The Friday Edition
Christian evangelicals from the US flock to Holy Land in Israeli tourism boom
Source: Independent
By Staff Reporter
Published 6 April 2018
Record-breaking numbers of tourists paid visits to Israel in 2017, and a growing proportion come from Donald Trump’s evangelical voter base
In this file photo a Christian evangelical woman dressed in an 'Uncle Sam' costume waves to onlookers during a parade in celebration of the Jewish holiday of Sukkoth in downtown Jerusalem AFP/Getty
The lights go down at a large restaurant on the edge of the Sea of Galilee in northern Israel and there’s a hush among diners before the music swells again.
The American national anthem blasts out from a sound system and most of those present stand up to sing. Fireworks light up the dark water.
“Welcome, dear friends of Israel,” a woman tells the Christian tourist groups. “You are most welcome here – more welcome here than anyone else.”
Religious tourism is nothing new in the Holy Land. Evangelicals and Christian Zionists began flocking to Israel in the 1970s and the numbers of foreign Christian visitors have outnumbered Jewish ones for more than a decade.

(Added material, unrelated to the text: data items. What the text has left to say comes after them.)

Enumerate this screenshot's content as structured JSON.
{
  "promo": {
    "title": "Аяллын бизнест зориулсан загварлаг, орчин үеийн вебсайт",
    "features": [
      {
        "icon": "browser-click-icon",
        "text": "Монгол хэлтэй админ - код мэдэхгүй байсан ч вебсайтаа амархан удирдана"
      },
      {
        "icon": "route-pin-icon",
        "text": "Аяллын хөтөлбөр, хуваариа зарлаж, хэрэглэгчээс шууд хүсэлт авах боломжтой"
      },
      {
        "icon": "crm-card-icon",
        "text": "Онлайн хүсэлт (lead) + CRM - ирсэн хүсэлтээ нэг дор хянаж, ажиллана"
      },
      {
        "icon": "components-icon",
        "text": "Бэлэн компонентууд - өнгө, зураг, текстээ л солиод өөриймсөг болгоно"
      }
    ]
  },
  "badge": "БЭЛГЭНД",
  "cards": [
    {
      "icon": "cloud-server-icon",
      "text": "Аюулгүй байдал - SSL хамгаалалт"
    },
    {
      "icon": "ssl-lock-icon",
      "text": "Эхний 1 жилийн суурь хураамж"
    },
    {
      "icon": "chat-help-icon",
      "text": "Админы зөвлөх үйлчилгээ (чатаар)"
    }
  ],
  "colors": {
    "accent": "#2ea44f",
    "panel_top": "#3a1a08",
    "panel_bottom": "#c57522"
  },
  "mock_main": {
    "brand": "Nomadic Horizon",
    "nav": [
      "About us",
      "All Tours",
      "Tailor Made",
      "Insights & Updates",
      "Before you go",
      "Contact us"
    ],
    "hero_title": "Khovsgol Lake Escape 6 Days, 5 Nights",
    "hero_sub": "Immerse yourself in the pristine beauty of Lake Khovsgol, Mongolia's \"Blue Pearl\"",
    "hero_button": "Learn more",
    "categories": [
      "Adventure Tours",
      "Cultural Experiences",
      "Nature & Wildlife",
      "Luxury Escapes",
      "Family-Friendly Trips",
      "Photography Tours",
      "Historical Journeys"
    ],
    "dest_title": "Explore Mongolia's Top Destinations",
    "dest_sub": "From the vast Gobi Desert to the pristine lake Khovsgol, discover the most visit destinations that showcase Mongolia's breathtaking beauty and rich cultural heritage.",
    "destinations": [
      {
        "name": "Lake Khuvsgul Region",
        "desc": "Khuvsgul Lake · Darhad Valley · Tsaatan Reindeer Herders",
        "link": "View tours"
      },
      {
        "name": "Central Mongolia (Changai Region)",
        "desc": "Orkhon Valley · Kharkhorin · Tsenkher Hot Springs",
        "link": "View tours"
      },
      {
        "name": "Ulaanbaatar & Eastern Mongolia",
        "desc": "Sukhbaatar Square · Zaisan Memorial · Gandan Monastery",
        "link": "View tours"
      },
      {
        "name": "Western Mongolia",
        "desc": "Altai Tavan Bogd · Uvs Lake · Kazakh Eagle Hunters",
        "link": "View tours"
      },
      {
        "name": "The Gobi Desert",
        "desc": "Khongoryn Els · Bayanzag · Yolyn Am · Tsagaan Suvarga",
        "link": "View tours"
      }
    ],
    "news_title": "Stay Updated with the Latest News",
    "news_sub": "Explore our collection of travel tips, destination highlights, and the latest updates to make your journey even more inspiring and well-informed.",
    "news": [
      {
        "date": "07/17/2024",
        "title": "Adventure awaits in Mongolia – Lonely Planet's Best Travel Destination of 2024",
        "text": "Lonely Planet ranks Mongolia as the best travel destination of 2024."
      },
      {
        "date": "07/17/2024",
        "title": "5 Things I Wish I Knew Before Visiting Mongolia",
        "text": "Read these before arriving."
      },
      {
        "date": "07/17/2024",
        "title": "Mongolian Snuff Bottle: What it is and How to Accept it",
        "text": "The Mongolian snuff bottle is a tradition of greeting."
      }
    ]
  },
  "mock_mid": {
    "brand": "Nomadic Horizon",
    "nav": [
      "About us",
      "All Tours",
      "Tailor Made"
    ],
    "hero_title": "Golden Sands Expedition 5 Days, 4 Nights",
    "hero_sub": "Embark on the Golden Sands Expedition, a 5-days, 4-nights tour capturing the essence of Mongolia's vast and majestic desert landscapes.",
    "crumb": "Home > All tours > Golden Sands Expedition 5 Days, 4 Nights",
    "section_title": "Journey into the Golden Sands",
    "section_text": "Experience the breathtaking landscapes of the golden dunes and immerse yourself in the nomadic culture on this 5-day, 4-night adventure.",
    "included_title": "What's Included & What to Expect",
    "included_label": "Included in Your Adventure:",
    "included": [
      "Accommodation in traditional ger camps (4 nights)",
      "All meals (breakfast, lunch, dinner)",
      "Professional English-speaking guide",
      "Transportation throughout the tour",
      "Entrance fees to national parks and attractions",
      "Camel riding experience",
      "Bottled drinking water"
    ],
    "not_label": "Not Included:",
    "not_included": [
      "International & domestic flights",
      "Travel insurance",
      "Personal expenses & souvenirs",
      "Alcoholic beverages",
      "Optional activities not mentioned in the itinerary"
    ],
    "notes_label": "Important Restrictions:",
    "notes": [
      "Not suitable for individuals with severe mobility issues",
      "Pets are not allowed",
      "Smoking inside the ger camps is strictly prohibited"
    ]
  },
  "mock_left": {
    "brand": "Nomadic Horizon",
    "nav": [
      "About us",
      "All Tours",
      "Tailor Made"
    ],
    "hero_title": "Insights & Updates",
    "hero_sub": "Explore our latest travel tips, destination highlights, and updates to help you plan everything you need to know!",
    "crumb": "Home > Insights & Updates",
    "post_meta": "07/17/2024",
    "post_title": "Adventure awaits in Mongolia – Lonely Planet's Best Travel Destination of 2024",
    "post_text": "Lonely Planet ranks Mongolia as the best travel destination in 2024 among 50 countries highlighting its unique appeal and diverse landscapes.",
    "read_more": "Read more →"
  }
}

At the moment, with security worries since the last Gaza wareased, the industry is booming. A record breaking 3.6 million people visited Israel in 2017, up 25 per cent from 2016 and the first time the number of visitors has ever exceeded the three million mark, according to tourism minister Yariv Levin.
Of those tourists, almost 800,000 were American, and a growing proportion of those are evangelical Christians. The year before last, the most recent for which figures are available, put the figure at 13 per cent.
Christian Zionism is a 20th century movement that believes the establishment of the state of Israel in 1948 is in accordance with Biblical prophecy – the Jews must return to their homeland before the second coming of Jesus, armageddon and the rapture can be realised.
As a result, there is trenchant support for the Jewish state among evangelical Christians – almost 80 per cent of whom voted for US president Donald Trump in 2016.
“Christian Zionists tend to be full throttle when it comes to Israel. They support settlements [in the West Bank], moving the American embassy, the idea of a greater Israel, all things which are damaging to Israel’s future as a progressive and viable state,” said Yossi Mekelberg, a professor of international relations at Regent’s University London.
“They are often completely oblivious to the Palestinian side of the story. It’s not something that concerns them. It’s about religion,” he added.
“With friends like that, who needs enemies?”
Many a presidential candidate before Mr Trump has promised to move the US’s embassy in Israel from Tel Aviv to the disputed city of Jerusalem in a bid for votes, but refrained on entering office for fear of upsetting the already fragile Israeli-Palestinian status quo.
As with almost everything else, of course, Mr Trump has said goodbye to the old way of doing things. He announced the embassy move in December 2017, sparking outcry in the international community, protests across the Muslim world and unrest in the West Bank and Gaza Strip which resulted in the deaths of at least four Palestinians.
Many on the Israeli right as well as Mr Trump’s voter base were ecstatic with the decision to move the embassy – but the symbolic illustration of close US-Israeli ties could serve to drive tourist numbers back down.
Jerusalem hoteliers and tour guide organisations are worried about stabbings, vehicle rammings and other attacks when the existing consulate building is re-inaugurated on 15 May, which for Israelis marks the country’s 70th birthday, and for Palestinians, the 70th anniversary of the Nakba – or “disaster”.
The consistent low level threat of terrorism has never deterred the religiously motivated from pilgrimages to Jerusalem, Bethlehem and Nazareth.
“Israel has a schizophrenic personality when it comes to tourism. On one hand it’s a country where conflict is going on, but on the other, in terms of issues such as street crime, the levels are much lower than in Western Europe,” said Jonathan Rynhold, director of the Argov Institute for the Study of Israel and the Jewish People at Bar Ilan University in Tel Aviv.
“Most of the time visitors don’t feel or notice it – unless you take a wrong turn and end up in Ramallah in the West Bank. The West Bank security fence makes it much harder to do that now.”
Violence and instability is never far from Israel’s borders, however.
On Mount Bental, an Israeli military outpost in the Golan Heights turned tourism destination, several coach loads of American tourists wander around the site, gazing towards Mount Hermon and Lebanon beyond it and Syria in the valley below.
The Syrian rebel-held village of old Quneitra, bombed and battle scarred, lies in the near distance. Artillery shots float up as fighters exchange fire with government-held new Quneitra a few kilometers away.
An American couple holding hands strolls past, both listening intently to audio guidebooks. After a particularly loud boom, the woman turns to her partner, taking out her headphones. “Did you say something, dear?”